Physical and chemical investigation into the internal fine structure of Ensis siliqua shells

Escalator Funds 2012An exciting new project has received funding, involving two Swansea University scientists, Dr. DJ Johnson from the College of Engineering and Dr N Yonow from the Department of Biosciences in the College of Science, with Dr DJ Scurr from the School of Pharmacy, University of Nottingham.  The project will involve some hi-tech microscopy and the common razor shell, found on lower sandy shores such as Oxwich and Rhossili.  The shell of the bivalve mollusc Ensis has been shown to be able to withstand much greater forces than expected before failure due to an unusual mechanism of crack propagation.  The intention of this research is to use the complementary imaging techniques of atomic force microscopy and time-of-flight secondary ion mass-spectrometry to examine the cross-sectional structure of the shells of this mollusc to provide insight into how they may be mimicked for future production of novel materials.  This work will be carried out in the context of understanding how these structures fulfil their biological function in the natural environment and how such structures could be recreated in a laboratory environment. 

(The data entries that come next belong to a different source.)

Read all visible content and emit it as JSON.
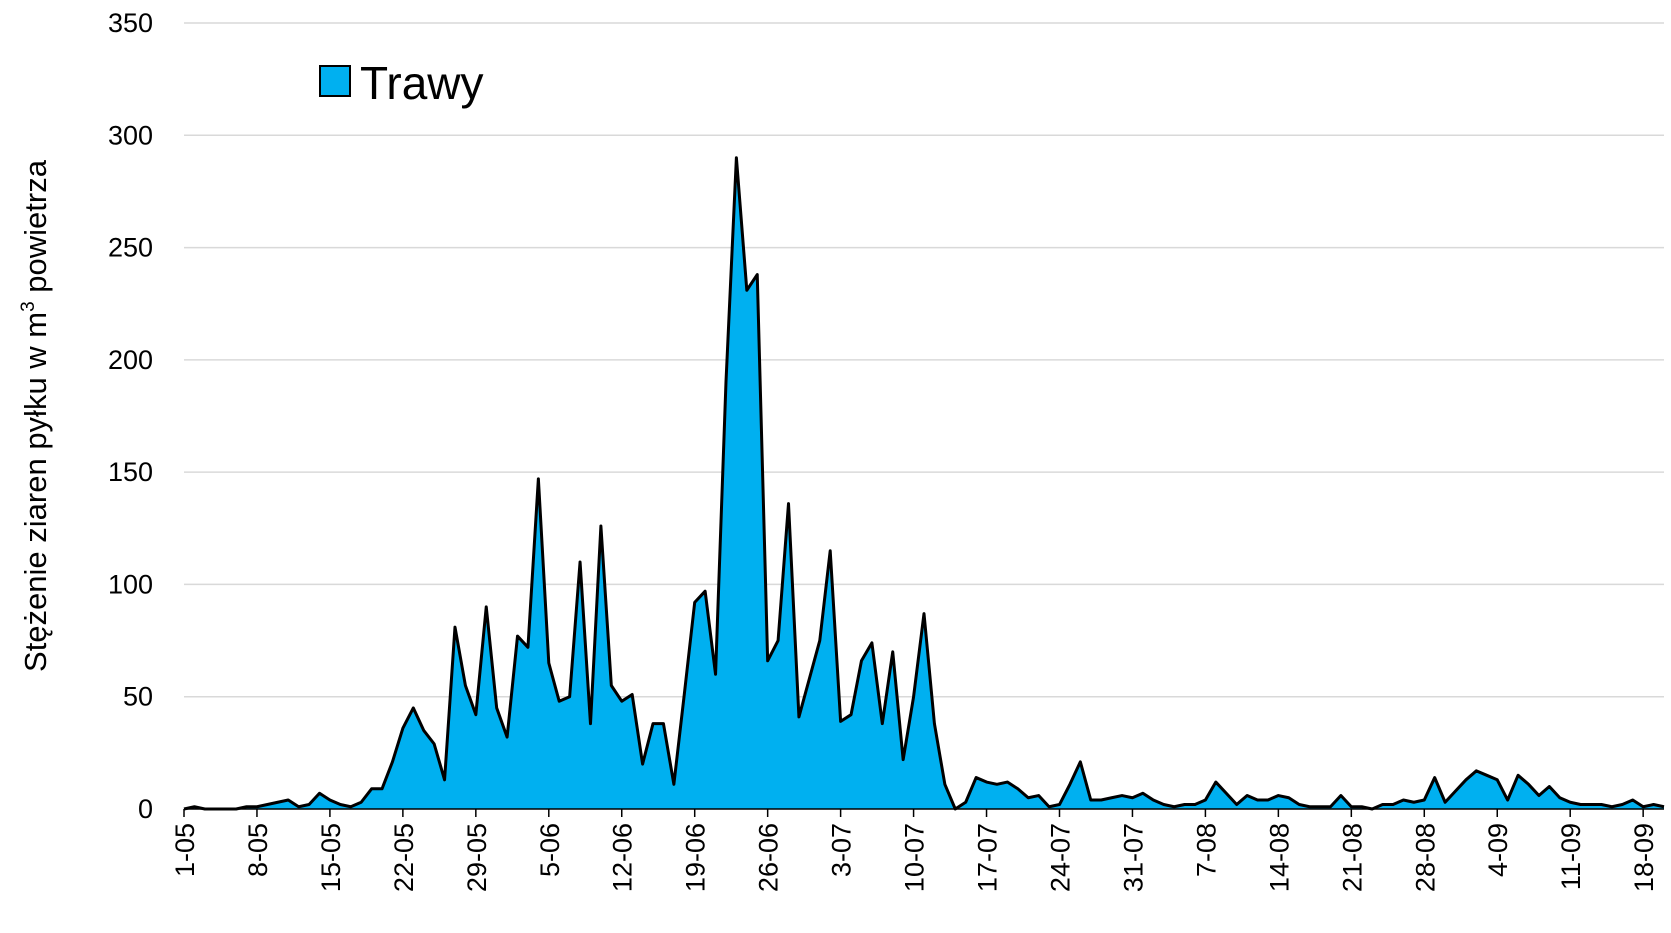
{
  "chart_data": {
    "type": "area",
    "ylabel_main": "Stężenie ziaren pyłku w m",
    "ylabel_sup": "3",
    "ylabel_tail": " powietrza",
    "ylim": [
      0,
      350
    ],
    "yticks": [
      0,
      50,
      100,
      150,
      200,
      250,
      300,
      350
    ],
    "grid": true,
    "legend_position": "top-left",
    "colors": {
      "fill": "#00b0f0",
      "line": "#000000",
      "grid": "#d9d9d9"
    },
    "xtick_labels": [
      "1-05",
      "8-05",
      "15-05",
      "22-05",
      "29-05",
      "5-06",
      "12-06",
      "19-06",
      "26-06",
      "3-07",
      "10-07",
      "17-07",
      "24-07",
      "31-07",
      "7-08",
      "14-08",
      "21-08",
      "28-08",
      "4-09",
      "11-09",
      "18-09"
    ],
    "xtick_step_days": 7,
    "series": [
      {
        "name": "Trawy",
        "values": [
          0,
          1,
          0,
          0,
          0,
          0,
          1,
          1,
          2,
          3,
          4,
          1,
          2,
          7,
          4,
          2,
          1,
          3,
          9,
          9,
          21,
          36,
          45,
          35,
          29,
          13,
          81,
          55,
          42,
          90,
          45,
          32,
          77,
          72,
          147,
          65,
          48,
          50,
          110,
          38,
          126,
          55,
          48,
          51,
          20,
          38,
          38,
          11,
          51,
          92,
          97,
          60,
          190,
          290,
          231,
          238,
          66,
          75,
          136,
          41,
          58,
          75,
          115,
          39,
          42,
          66,
          74,
          38,
          70,
          22,
          50,
          87,
          38,
          11,
          0,
          3,
          14,
          12,
          11,
          12,
          9,
          5,
          6,
          1,
          2,
          11,
          21,
          4,
          4,
          5,
          6,
          5,
          7,
          4,
          2,
          1,
          2,
          2,
          4,
          12,
          7,
          2,
          6,
          4,
          4,
          6,
          5,
          2,
          1,
          1,
          1,
          6,
          1,
          1,
          0,
          2,
          2,
          4,
          3,
          4,
          14,
          3,
          8,
          13,
          17,
          15,
          13,
          4,
          15,
          11,
          6,
          10,
          5,
          3,
          2,
          2,
          2,
          1,
          2,
          4,
          1,
          2,
          1
        ]
      }
    ]
  }
}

It has been previously shown that the particular “prismatic” structure of calcium carbonate crystals in the shells of razor shells allows cracks to be deflected between laminate layers in the shell structure.  This delamination of the shell dissipates the energy applied to the shell by several orders of magnitude, meaning that much greater pressure is needed to cause a catastrophic failure of the shell.  Ensis shells will be cross-sectioned to allow access to their internal structure.  Atomic force microscopy will be used to image these cross-sections to provide high-resolution three-dimensional images of the shell internal structure and will also be used to study the mechanical properties of the different substructures of the shell.  Cross-sectioned samples from the same shells will also be examined at the University of Nottingham, with a technique which can chemically map the fine structure of surfaces - time-of-flight secondary ion mass-spectrometry.  This technique will not only be able to clearly distinguish between the calcium carbonate crystals which make up the bulk of the shell material and the surrounding organic matrix, but will give insight into the composition and structure of the surrounding matrix itself.